I would be remiss however if I didn’t specifically draw out how politicians and clergy of-late in our community have facilitated this culture of coercion and fear, particularly by playing up victimization, subservience, and reverence through a combination of for-television protests, sermon, and faux-activism. I am an unapologetic Christian. However, to digest my argument, you must understand both how Christianity and politics underwrite the police-state, despite the black Protestant church’s legacy as the conduit for civil rights and disobedience. To boot, I will articulate how church affiliated organizations, particularly the 67 Precinct Clergy Council, has been weaponized by BP Eric Adams, (an ex-cop turned politician) and the dangers of giving him any shot at becoming Mayor (pun intended). If it’s not clear – I am not a fan – but more importantly this series is a critique of policing culture and not of any individual. I simply seek to highlight how certain protagonists embody a clear mission about “enforcement” and “quality of life”, and how these “policies” manifest themselves in our communities – Show of Force – Stop and Frisk -Broken Windows.  To illustrate this proximity, I’d like to reference BP Adam’s response to the shooting at Tree of Life Synagogue in 2018 when he foolishly stated; “Do as I do. Bring your firearm to church”.

I grew up part-time in the Bronx during the eighty’s on St. Lawrence Avenue. My Father purchased my first Atari 2600 in 1981. I used to break dance with older kids and listen to rappers battle on street corners. I remember what some in the NYPD and the media have termed the “bad-old-days”; Graffitied train cars, burning buildings, squeegee men, and rude people. I am an Ed Koch kid. Those of us old enough to remember (or interested enough to know) may understand why the simplicity of Koch’s ‘How am I Doin’ style resonated and connected with all New Yorkers in a human way. Koch was not a liberal; he was by all measures a conservative mayor. This is in stark contrast with Rudy Giuliani’s self-consumed and cruel persona, best illustrated by his continuous defense of the NYPD’s grossest abuses. In Jack Newfield’s May 2002 article for the Nation “The Full Rudy: The Man, the Mayor, the Myth” he details Giuliani’s handling of the NYPD’s murder of an unarmed security guard named Patrick Dorismond. In the article Newfield goes on to describe how Giuliani’s green lighted the offensive against the poor of New York City primarily through the criminal justice apparatus, but also through education and housing.  One memorable line reads: “In Giuliani’s second term, the poor became scapegoats and lab rats for experiments in conservative social policy”.  
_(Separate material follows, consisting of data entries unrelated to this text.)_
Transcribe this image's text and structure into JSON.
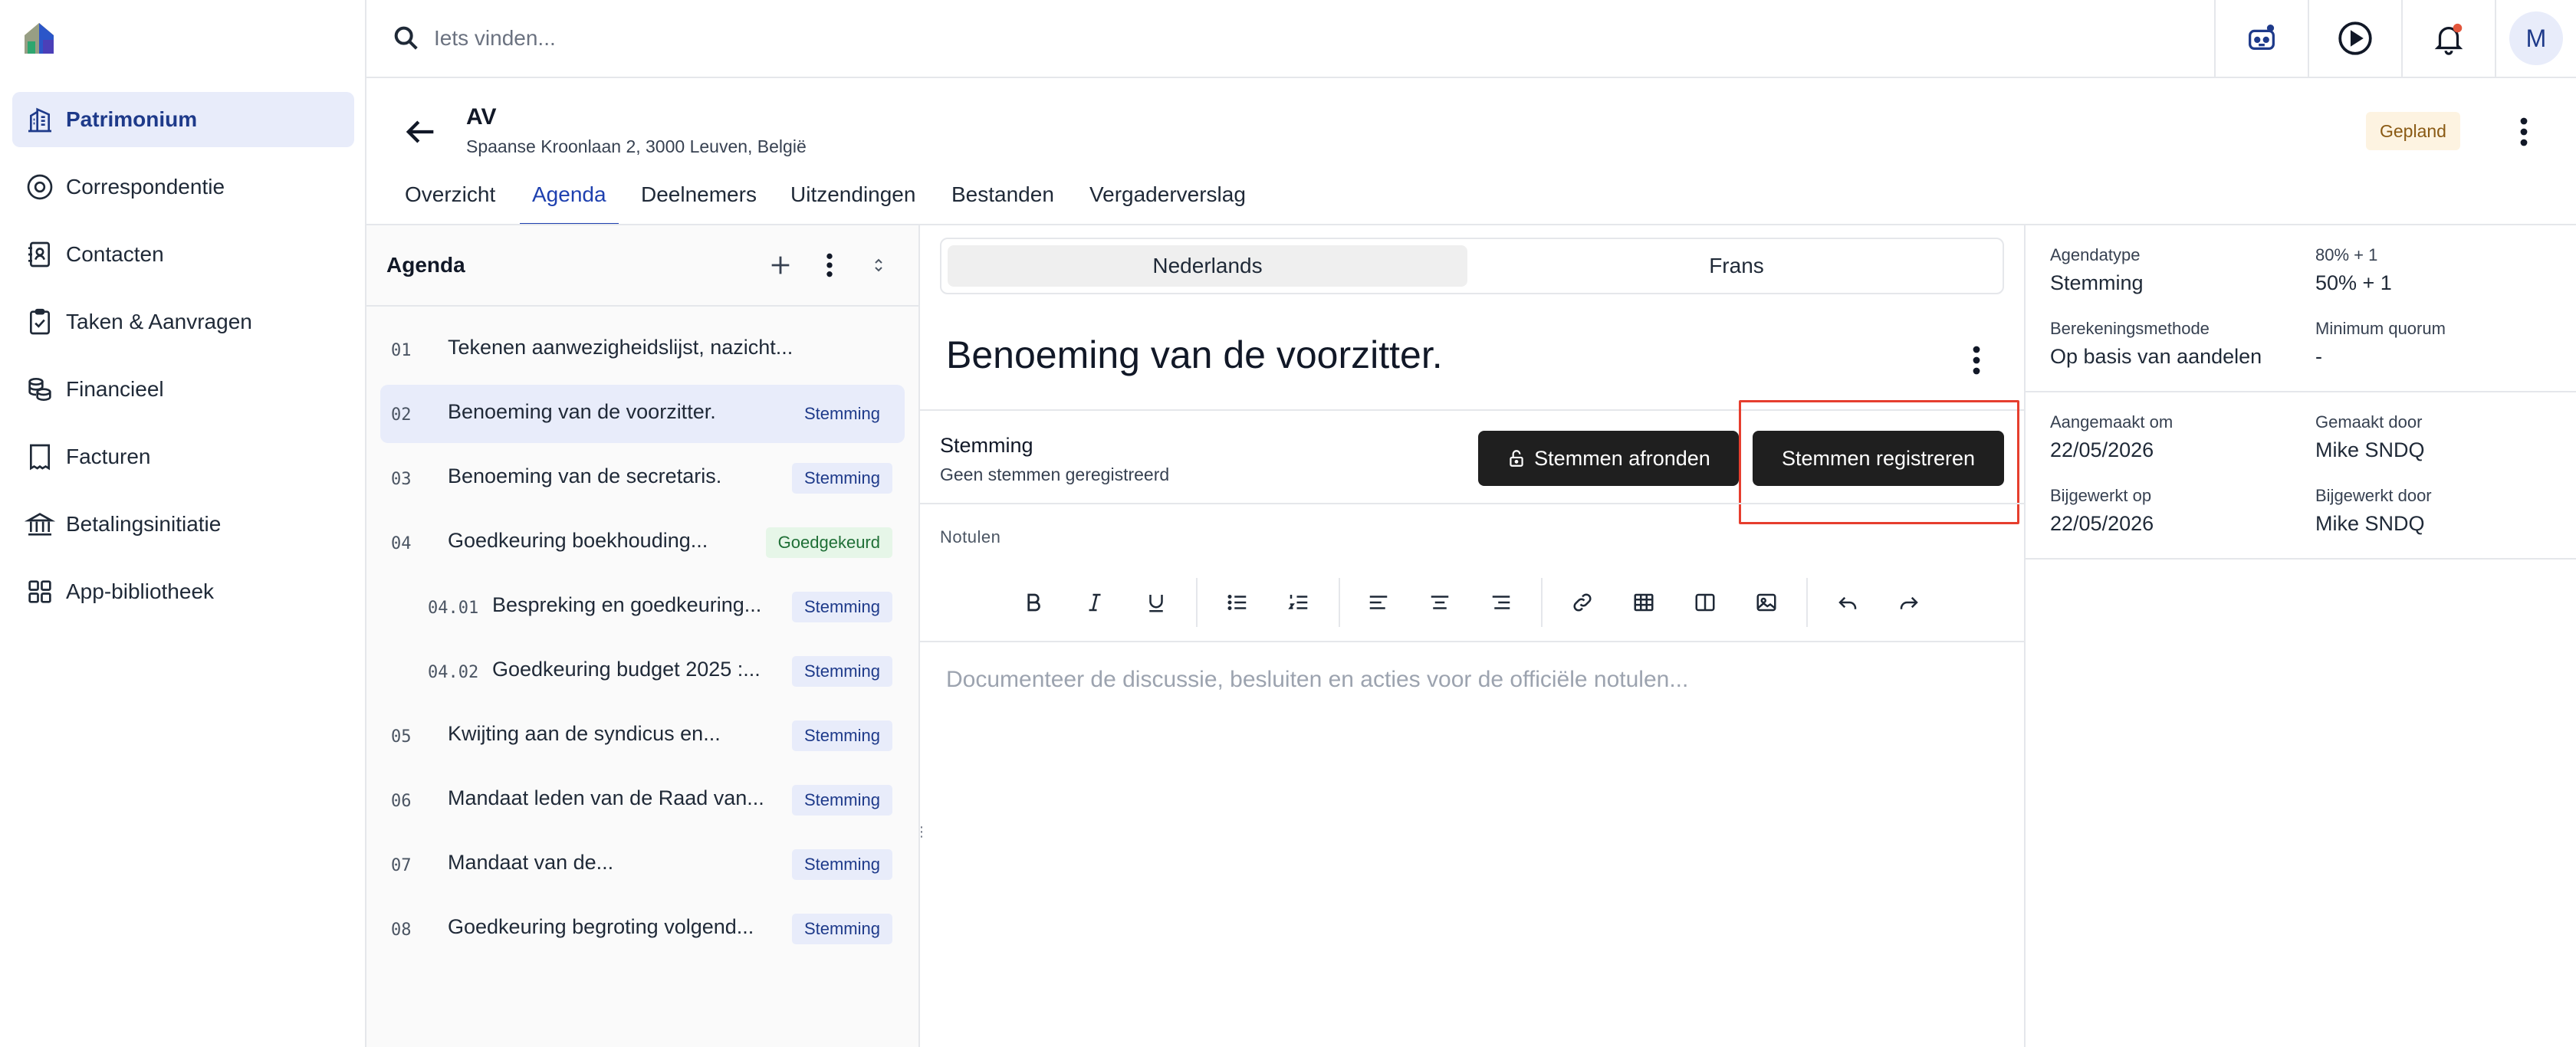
{
  "search": {
    "placeholder": "Iets vinden..."
  },
  "sidebar": {
    "items": [
      {
        "label": "Patrimonium",
        "icon": "building-icon"
      },
      {
        "label": "Correspondentie",
        "icon": "at-sign-icon"
      },
      {
        "label": "Contacten",
        "icon": "contact-book-icon"
      },
      {
        "label": "Taken & Aanvragen",
        "icon": "clipboard-check-icon"
      },
      {
        "label": "Financieel",
        "icon": "coins-icon"
      },
      {
        "label": "Facturen",
        "icon": "invoice-icon"
      },
      {
        "label": "Betalingsinitiatie",
        "icon": "bank-icon"
      },
      {
        "label": "App-bibliotheek",
        "icon": "apps-grid-icon"
      }
    ]
  },
  "topbar": {
    "avatar_initial": "M"
  },
  "header": {
    "title": "AV",
    "address": "Spaanse Kroonlaan 2, 3000 Leuven, België",
    "status": "Gepland"
  },
  "tabs": [
    {
      "label": "Overzicht"
    },
    {
      "label": "Agenda"
    },
    {
      "label": "Deelnemers"
    },
    {
      "label": "Uitzendingen"
    },
    {
      "label": "Bestanden"
    },
    {
      "label": "Vergaderverslag"
    }
  ],
  "agenda": {
    "heading": "Agenda",
    "items": [
      {
        "num": "01",
        "text": "Tekenen aanwezigheidslijst, nazicht...",
        "badge": ""
      },
      {
        "num": "02",
        "text": "Benoeming van de voorzitter.",
        "badge": "Stemming"
      },
      {
        "num": "03",
        "text": "Benoeming van de secretaris.",
        "badge": "Stemming"
      },
      {
        "num": "04",
        "text": "Goedkeuring boekhouding...",
        "badge": "Goedgekeurd"
      },
      {
        "num": "04.01",
        "text": "Bespreking en goedkeuring...",
        "badge": "Stemming"
      },
      {
        "num": "04.02",
        "text": "Goedkeuring budget 2025 :...",
        "badge": "Stemming"
      },
      {
        "num": "05",
        "text": "Kwijting aan de syndicus en...",
        "badge": "Stemming"
      },
      {
        "num": "06",
        "text": "Mandaat leden van de Raad van...",
        "badge": "Stemming"
      },
      {
        "num": "07",
        "text": "Mandaat van de...",
        "badge": "Stemming"
      },
      {
        "num": "08",
        "text": "Goedkeuring begroting volgend...",
        "badge": "Stemming"
      }
    ]
  },
  "detail": {
    "lang_nl": "Nederlands",
    "lang_fr": "Frans",
    "title": "Benoeming van de voorzitter.",
    "vote_label": "Stemming",
    "vote_sub": "Geen stemmen geregistreerd",
    "btn_finish": "Stemmen afronden",
    "btn_register": "Stemmen registreren",
    "notes_label": "Notulen",
    "notes_placeholder": "Documenteer de discussie, besluiten en acties voor de officiële notulen..."
  },
  "meta": {
    "agendatype_label": "Agendatype",
    "agendatype_value": "Stemming",
    "majority_label": "80% + 1",
    "majority_value": "50% + 1",
    "method_label": "Berekeningsmethode",
    "method_value": "Op basis van aandelen",
    "quorum_label": "Minimum quorum",
    "quorum_value": "-",
    "created_label": "Aangemaakt om",
    "created_value": "22/05/2026",
    "created_by_label": "Gemaakt door",
    "created_by_value": "Mike SNDQ",
    "updated_label": "Bijgewerkt op",
    "updated_value": "22/05/2026",
    "updated_by_label": "Bijgewerkt door",
    "updated_by_value": "Mike SNDQ"
  },
  "colors": {
    "accent": "#1e40af",
    "active_bg": "#e8ecfa",
    "dark_button": "#1f1f1f",
    "highlight": "#e63e2e",
    "notification_dot": "#e2553b"
  }
}
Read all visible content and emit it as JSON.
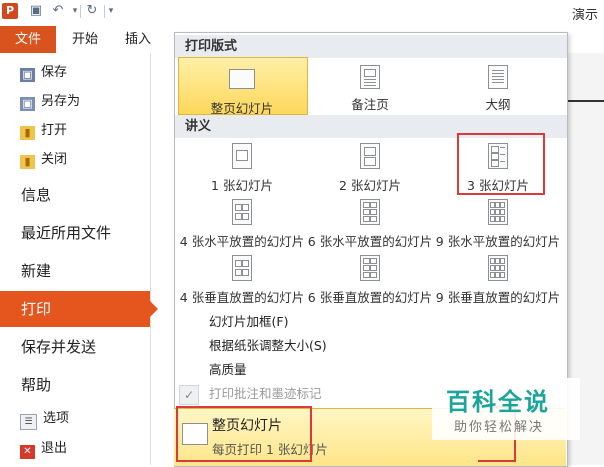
{
  "titlebar": {
    "app_icon": "P",
    "title": "演示",
    "quick_access": [
      "save-icon",
      "undo-icon",
      "redo-icon",
      "customize-icon"
    ]
  },
  "tabs": {
    "file": "文件",
    "home": "开始",
    "insert": "插入",
    "ext": "│└"
  },
  "nav": {
    "save": "保存",
    "save_as": "另存为",
    "open": "打开",
    "close": "关闭",
    "info": "信息",
    "recent": "最近所用文件",
    "new": "新建",
    "print": "打印",
    "save_send": "保存并发送",
    "help": "帮助",
    "options": "选项",
    "exit": "退出"
  },
  "dropdown": {
    "layout_header": "打印版式",
    "layout_options": [
      "整页幻灯片",
      "备注页",
      "大纲"
    ],
    "handouts_header": "讲义",
    "handout_options": [
      "1 张幻灯片",
      "2 张幻灯片",
      "3 张幻灯片",
      "4 张水平放置的幻灯片",
      "6 张水平放置的幻灯片",
      "9 张水平放置的幻灯片",
      "4 张垂直放置的幻灯片",
      "6 张垂直放置的幻灯片",
      "9 张垂直放置的幻灯片"
    ],
    "menu": {
      "frame": "幻灯片加框(F)",
      "scale": "根据纸张调整大小(S)",
      "quality": "高质量",
      "comments": "打印批注和墨迹标记"
    }
  },
  "selection": {
    "title": "整页幻灯片",
    "subtitle": "每页打印 1 张幻灯片"
  },
  "watermark": {
    "title": "百科全说",
    "subtitle": "助你轻松解决"
  },
  "colors": {
    "accent": "#e5561f",
    "highlight": "#fcd75b",
    "annotation": "#d93a3a",
    "watermark": "#1aa59a"
  }
}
This brings us back to the here and now of the matter, and how subsequent mayors have kneeled at the altar of the NYPD and PBA. Recently in our city we’ve debated about the three consecutive NYC mayors that have sought the Presidency of this country, and about the New Yorker who currently occupies the White House. We cannot forget to debate the atmosphere in which black men were labeled super-predators by a future New York Senator and presidential candidate, whose husband signed a crime bill that set black folk back in this country for a generation. Hillary Clinton and Joe Biden’s apology for the 1994 Crime Bill only foreshadowed Mayor Mike Bloomberg’s flat apology at the Christian Cultural Center in Brooklyn last month for his support of Stop and Frisk during his tenure. Ahhh Church – the place of forgiveness!

The great import of this series is to describe and debate these episodes in our recent history that have enabled police excess and have cemented the institutionalization of abuse by law enforcement as well as a culture of permissiveness by our community’s clergy. We now urgently need the tools, both locally and nationally, to deconstruct narratives that buttress the enforcement culture, so we are better equipped to shape meaningful reform in our community and lives.